ANALYSES

La morosité économique va-t-elle pousser les électeurs à « sanctionner » Rousseff ?

À deux jours d’une élection présidentielle très attendue et très disputée au Brésil, Jean-Jacques Kourliandsky, chercheur à l’Iris et spécialiste de la question espagnole et latino-américaine, répond aux questions de L’Orient-Le Jour.


Quels sont les enjeux majeurs de l’élection présidentielle brésilienne ?

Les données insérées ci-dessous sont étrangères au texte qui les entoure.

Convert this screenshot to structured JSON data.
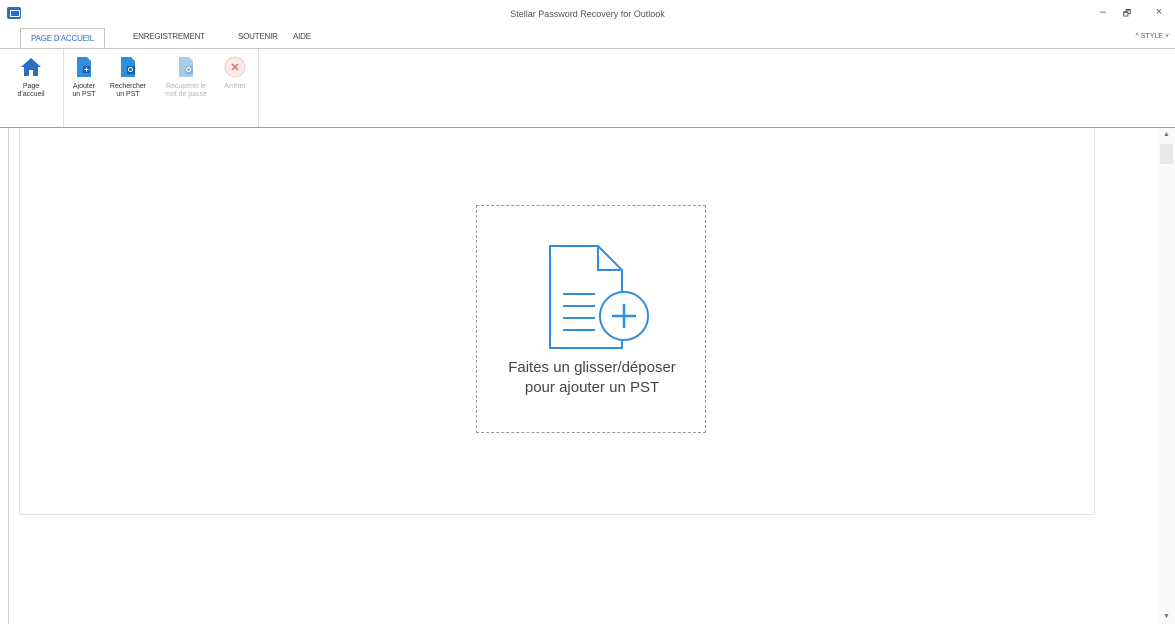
{
  "window": {
    "title": "Stellar Password Recovery for Outlook",
    "minimize": "–",
    "restore": "🗗",
    "close": "×"
  },
  "tabs": [
    {
      "label": "PAGE D'ACCUEIL"
    },
    {
      "label": "ENREGISTREMENT"
    },
    {
      "label": "SOUTENIR"
    },
    {
      "label": "AIDE"
    }
  ],
  "style_menu": "^ STYLE ˅",
  "ribbon": {
    "home": {
      "line1": "Page",
      "line2": "d'accueil"
    },
    "add_pst": {
      "line1": "Ajouter",
      "line2": "un PST"
    },
    "search_pst": {
      "line1": "Rechercher",
      "line2": "un PST"
    },
    "recover": {
      "line1": "Récupérer le",
      "line2": "mot de passe"
    },
    "stop": {
      "line1": "Arrêter",
      "line2": ""
    }
  },
  "dropzone": {
    "line1": "Faites un glisser/déposer",
    "line2": "pour ajouter un PST"
  },
  "scrollbar": {
    "up": "▲",
    "down": "▼"
  },
  "colors": {
    "accent": "#2b6cc4",
    "icon_blue": "#2f8fdc"
  }
}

C’est une élection tout à fait naturelle, étant donné que le Brésil se trouve dans une normalité démocratique. Les électeurs ont donc le choix entre trois candidats : la présidente sortante de gauche Dilma Rousseff, le social-démocrate Aecio Neves et l’écologiste Marina Silva. L’enjeu est banal, il s’agit simplement de renouveler un président. La seule incertitude réside dans le résultat à la lumière de la situation économique. Au début du premier mandat de Dilma Rousseff, le pays a connu une croissance de 7 à 8 %. Aujourd’hui, la croissance est inférieure à 1 %. Est-ce que la morosité économique ambiante va pousser les électeurs à « sanctionner » Dilma Rousseff ? Ce n’est pas sûr, surtout que Marina Silva est difficile à classer. Elle a quitté le parti de Mme Rousseff, le Parti des travailleurs (PT), en 2010 pour être candidate écologiste. Cette année, elle est socialiste, membre de l’Église évangéliste, et prône des valeurs traditionnelles, à l’encontre donc du mariage pour les personnes du même sexe ou de l’interruption de la grossesse.

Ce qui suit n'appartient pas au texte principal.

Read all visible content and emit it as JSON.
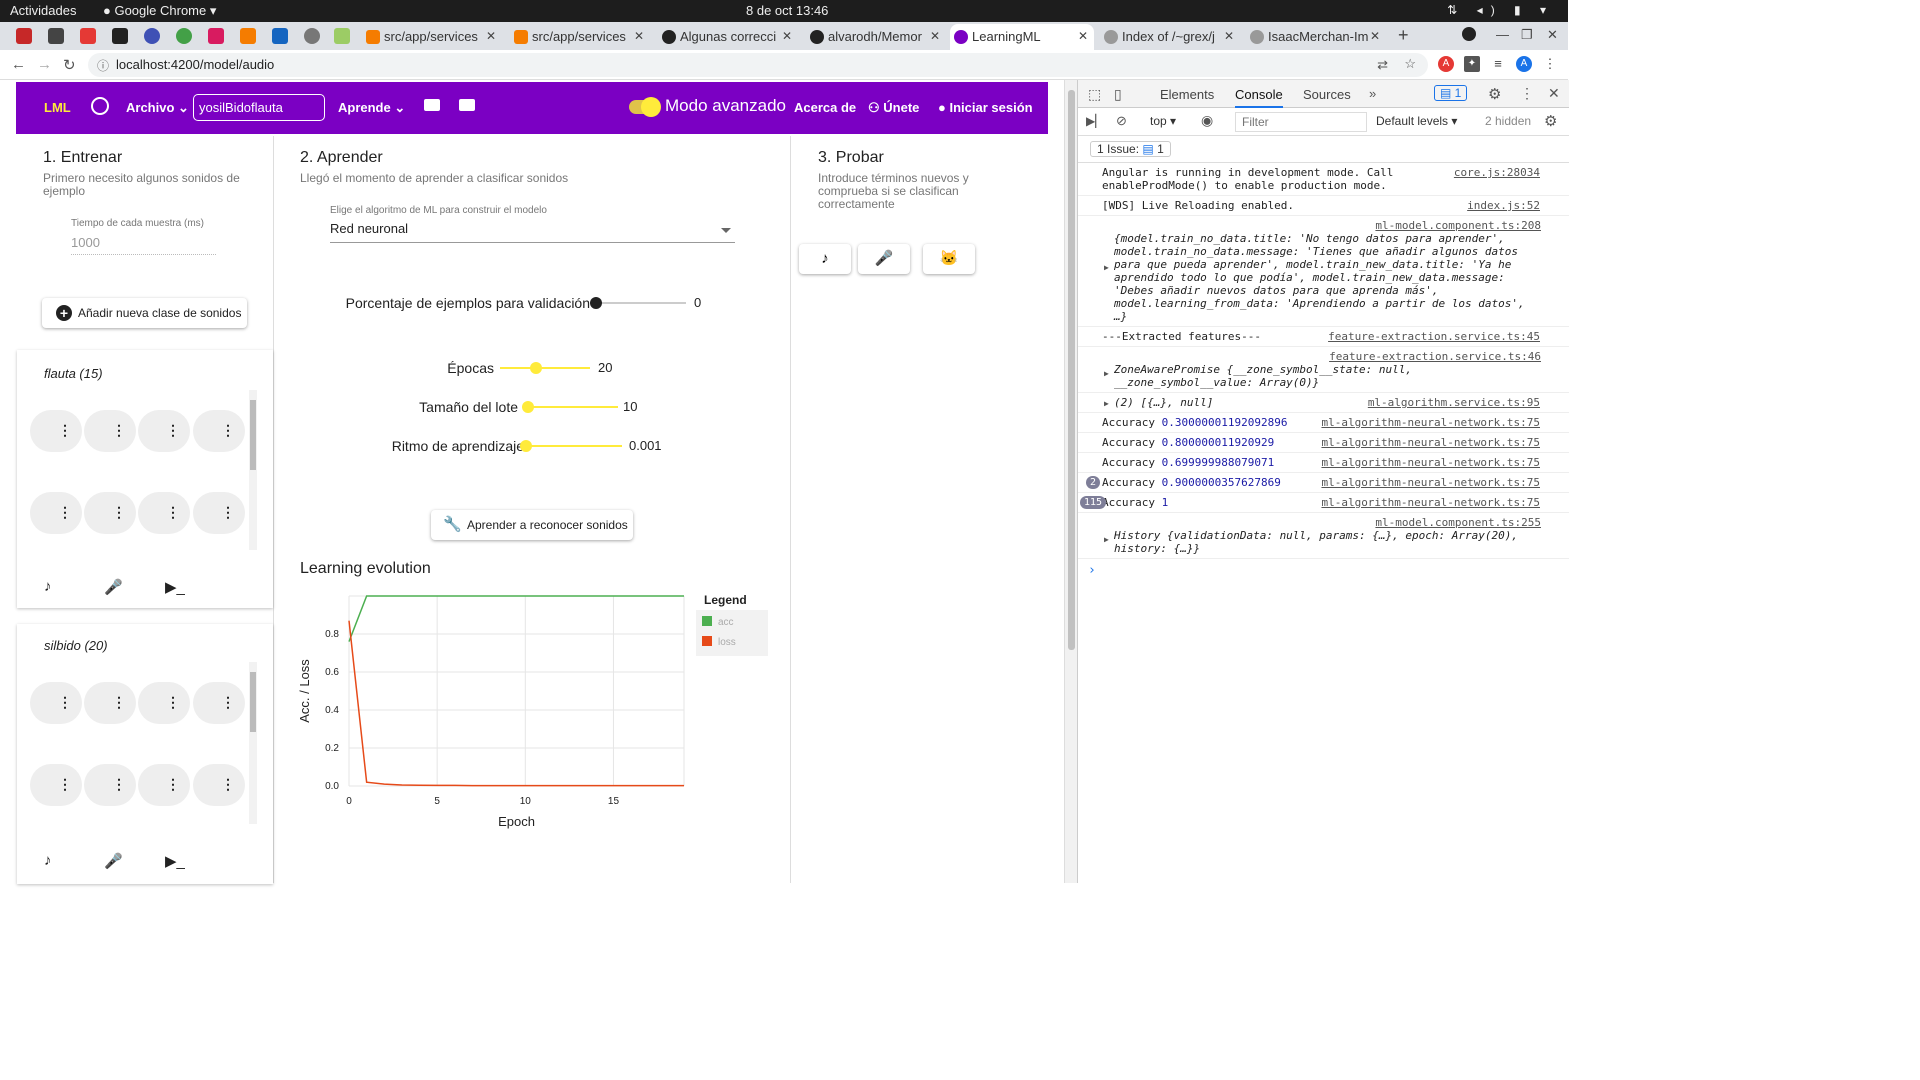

Marina Silva a-t-elle une chance de remporter l’élection présidentielle ?


Non, et parce que justement elle s’appuie sur des segments électoraux divers, dont l’on pourrait dire qu’ils sont en contradiction. Elle n’a pas de réseau d’appuis forts, à part les églises et les pasteurs évangélistes. C’est un appui intéressant, mais cela aura pour conséquence la perte d’électeurs de gauche. En cas de second tour, elle pourrait avoir besoin de la droite, du parti PSDB donc. Elle a déjà fait un pas en ce sens, s’éloignant toutefois de ses origines plus de gauche. Malgré un parcours exceptionnel un peu comme Cendrillon – en tant que métisse analphabète devenue ministre notamment –, son image a changé quand il a fallu passer de l’image à l’action. Elle a dû changer certaines choses dans son discours, heurtant à chaque fois une partie de son électorat. Elle se retrouve dans une dynamique décroissante, et aujourd’hui, dans les sondages, elle est loin derrière Dilma Rousseff.


Que reprochent notamment les Brésiliens à Dilma Rousseff ?


La situation économique. Dans les années 2005-2006, les Brésiliens se sont habitués à une forte croissance. Les pauvres ont eu un coup de pouce, mais maintenant ils se retrouvent bloqués, et c’est le reproche principal fait à Mme Rousseff. La classe moyenne également souhaite une amélioration socio-économique, notamment au niveau des transports et de la santé, alors que le gouvernement s’était déjà engagé à de fortes dépenses à l’époque du Mondial, avec la construction de stades sportifs, etc. La population se trouve actuellement dans une situation de frustration.